A MLPA profile’s probes for RAI1 gene reveal in the proband a heterozygous deletion of RAI1 involving exon 5. Each black dot displays the final probe ratio for each locus analyzed in the patient compared to controls. Standard deviations were set up according to the Coffalyzer DB software v131211. B Graphic representation of RAI1 deletion characterized in the patient at genomic and transcript levels. Top panel: electropherogram showing the deletion breakpoints at genomic level. The 3.4 kb RAI1 deletion is represented by a red bar involving part of IVS4, exon 5, IVS5 and part of exon 6 (chr17:17710076-17713445, hg19). Black bars above RAI1 exons refer to MLPA probes.
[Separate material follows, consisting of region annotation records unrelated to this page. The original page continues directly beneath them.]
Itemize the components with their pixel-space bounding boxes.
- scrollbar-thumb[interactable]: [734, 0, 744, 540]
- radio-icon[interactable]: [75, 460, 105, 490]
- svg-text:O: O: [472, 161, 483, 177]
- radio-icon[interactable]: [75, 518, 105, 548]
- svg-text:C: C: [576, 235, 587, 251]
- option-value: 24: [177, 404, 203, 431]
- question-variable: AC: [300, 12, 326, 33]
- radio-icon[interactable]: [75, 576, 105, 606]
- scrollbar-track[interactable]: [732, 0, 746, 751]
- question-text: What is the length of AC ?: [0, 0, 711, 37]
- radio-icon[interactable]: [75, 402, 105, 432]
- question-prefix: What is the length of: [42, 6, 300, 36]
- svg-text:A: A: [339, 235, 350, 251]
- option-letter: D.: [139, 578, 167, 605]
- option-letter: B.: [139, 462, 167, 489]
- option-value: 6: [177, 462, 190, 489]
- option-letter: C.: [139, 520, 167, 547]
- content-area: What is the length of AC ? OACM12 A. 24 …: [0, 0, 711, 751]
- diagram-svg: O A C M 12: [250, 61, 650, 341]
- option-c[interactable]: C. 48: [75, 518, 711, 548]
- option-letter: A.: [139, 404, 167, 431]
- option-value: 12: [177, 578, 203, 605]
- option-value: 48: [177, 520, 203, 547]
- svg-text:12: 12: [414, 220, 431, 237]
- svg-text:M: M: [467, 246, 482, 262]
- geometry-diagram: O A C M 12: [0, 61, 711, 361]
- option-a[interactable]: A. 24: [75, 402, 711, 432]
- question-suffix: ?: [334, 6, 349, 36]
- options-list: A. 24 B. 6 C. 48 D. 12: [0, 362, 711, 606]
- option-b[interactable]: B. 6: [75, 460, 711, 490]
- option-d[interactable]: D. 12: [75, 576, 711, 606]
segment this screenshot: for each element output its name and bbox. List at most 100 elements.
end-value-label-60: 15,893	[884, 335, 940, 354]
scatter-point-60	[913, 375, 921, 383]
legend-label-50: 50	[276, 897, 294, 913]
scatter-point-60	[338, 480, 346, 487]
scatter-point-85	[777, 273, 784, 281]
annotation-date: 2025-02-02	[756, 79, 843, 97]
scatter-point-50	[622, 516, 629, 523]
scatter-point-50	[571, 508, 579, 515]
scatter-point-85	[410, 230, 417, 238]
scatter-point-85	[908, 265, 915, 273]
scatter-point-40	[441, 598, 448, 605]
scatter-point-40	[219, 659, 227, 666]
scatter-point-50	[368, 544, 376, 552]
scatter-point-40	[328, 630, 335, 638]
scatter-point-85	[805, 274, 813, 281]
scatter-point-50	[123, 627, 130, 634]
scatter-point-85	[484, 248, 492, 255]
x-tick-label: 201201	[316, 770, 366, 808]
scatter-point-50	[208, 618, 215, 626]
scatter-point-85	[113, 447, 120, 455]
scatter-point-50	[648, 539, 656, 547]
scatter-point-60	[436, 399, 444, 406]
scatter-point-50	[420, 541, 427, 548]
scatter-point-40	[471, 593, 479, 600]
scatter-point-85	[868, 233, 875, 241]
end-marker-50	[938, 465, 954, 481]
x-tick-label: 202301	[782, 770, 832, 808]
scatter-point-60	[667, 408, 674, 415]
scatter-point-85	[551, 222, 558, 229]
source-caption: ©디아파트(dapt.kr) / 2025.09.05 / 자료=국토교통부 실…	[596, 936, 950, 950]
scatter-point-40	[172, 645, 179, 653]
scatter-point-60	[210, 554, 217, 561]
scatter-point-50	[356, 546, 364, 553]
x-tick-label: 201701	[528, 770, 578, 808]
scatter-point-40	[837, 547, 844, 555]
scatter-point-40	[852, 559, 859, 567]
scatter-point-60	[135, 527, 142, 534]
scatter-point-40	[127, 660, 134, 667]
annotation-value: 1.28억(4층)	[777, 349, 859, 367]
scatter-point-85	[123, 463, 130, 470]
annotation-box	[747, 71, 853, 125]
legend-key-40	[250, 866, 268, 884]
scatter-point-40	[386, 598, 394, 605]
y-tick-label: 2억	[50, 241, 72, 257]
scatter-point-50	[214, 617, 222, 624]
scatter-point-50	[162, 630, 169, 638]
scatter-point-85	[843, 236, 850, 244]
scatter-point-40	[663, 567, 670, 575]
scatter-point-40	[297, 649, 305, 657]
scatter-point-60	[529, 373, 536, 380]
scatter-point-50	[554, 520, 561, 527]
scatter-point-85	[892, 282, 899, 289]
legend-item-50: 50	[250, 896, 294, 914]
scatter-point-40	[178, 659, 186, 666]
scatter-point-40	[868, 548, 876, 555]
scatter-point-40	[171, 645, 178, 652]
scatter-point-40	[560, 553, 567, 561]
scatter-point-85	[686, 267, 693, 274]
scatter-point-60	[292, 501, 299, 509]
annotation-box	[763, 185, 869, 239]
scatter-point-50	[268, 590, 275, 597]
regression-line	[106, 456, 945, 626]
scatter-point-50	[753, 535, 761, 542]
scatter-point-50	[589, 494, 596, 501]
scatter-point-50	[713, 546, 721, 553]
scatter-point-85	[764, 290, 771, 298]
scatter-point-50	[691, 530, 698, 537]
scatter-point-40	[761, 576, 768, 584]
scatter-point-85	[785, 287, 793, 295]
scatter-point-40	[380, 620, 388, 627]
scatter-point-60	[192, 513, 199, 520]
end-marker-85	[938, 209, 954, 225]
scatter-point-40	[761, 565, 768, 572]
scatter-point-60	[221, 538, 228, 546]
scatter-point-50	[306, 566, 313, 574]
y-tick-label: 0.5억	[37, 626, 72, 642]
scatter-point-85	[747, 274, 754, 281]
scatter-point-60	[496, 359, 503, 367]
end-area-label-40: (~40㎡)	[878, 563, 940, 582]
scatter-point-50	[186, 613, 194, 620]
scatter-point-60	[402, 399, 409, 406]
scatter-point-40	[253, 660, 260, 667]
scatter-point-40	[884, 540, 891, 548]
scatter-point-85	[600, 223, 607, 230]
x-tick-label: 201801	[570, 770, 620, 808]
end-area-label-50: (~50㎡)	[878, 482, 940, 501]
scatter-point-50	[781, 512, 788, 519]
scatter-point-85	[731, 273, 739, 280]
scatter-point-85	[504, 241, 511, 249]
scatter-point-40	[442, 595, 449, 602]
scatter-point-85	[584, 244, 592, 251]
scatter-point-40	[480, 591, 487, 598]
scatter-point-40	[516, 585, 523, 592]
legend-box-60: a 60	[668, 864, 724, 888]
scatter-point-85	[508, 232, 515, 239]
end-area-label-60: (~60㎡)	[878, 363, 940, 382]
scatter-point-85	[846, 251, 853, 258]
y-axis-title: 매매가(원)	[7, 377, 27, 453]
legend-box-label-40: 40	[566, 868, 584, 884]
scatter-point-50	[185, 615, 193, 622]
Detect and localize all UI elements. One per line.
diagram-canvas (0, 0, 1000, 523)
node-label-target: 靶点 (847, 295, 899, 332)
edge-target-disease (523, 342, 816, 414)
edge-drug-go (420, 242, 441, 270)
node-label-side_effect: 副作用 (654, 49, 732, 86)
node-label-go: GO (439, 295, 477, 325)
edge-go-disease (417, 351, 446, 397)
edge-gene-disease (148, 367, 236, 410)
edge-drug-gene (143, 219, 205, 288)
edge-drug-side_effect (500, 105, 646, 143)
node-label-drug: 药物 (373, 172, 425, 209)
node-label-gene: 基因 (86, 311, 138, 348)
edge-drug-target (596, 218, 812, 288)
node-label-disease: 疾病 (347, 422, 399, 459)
Bottom panel: electropherogram of the aberrant RAI1 transcript, derived from the activation of a new splice-site in exon 6. C Wild-type and mutated RAI1 mRNAs and corresponding proteins with the insertion of 64 new amino acids highlighted in red. D Scatter plots obtained using TaqMan probe on exon junction 3-4, showing global RAI1 expression in patient (circles), brother (squares), mother (triangles pointing upward), father (triangles pointing downward) relatively to normal controls (rhombuses). The horizontal black bars indicate the range between mean ±2 standard deviation values. Data were normalized against TBP housekeeping gene. Similar results were obtained after normalization against GAPDH housekeeping gene (data not shown) and by using the Taqman probe on exon junction 2–3 (data not shown). E Scatter plots using the Syber green probe designed across exon junction 4–5, involved in the deletion showing specific expression of wt RAI1 transcript in:patient (circles), brother (squares) and mother (triangles pointing upward), respectively. Data were normalized against TBP. Similar results were obtained after normalization against GAPDH housekeeping gene (data not shown). F Family tree summarizing the RAI1 genotype and transcripts.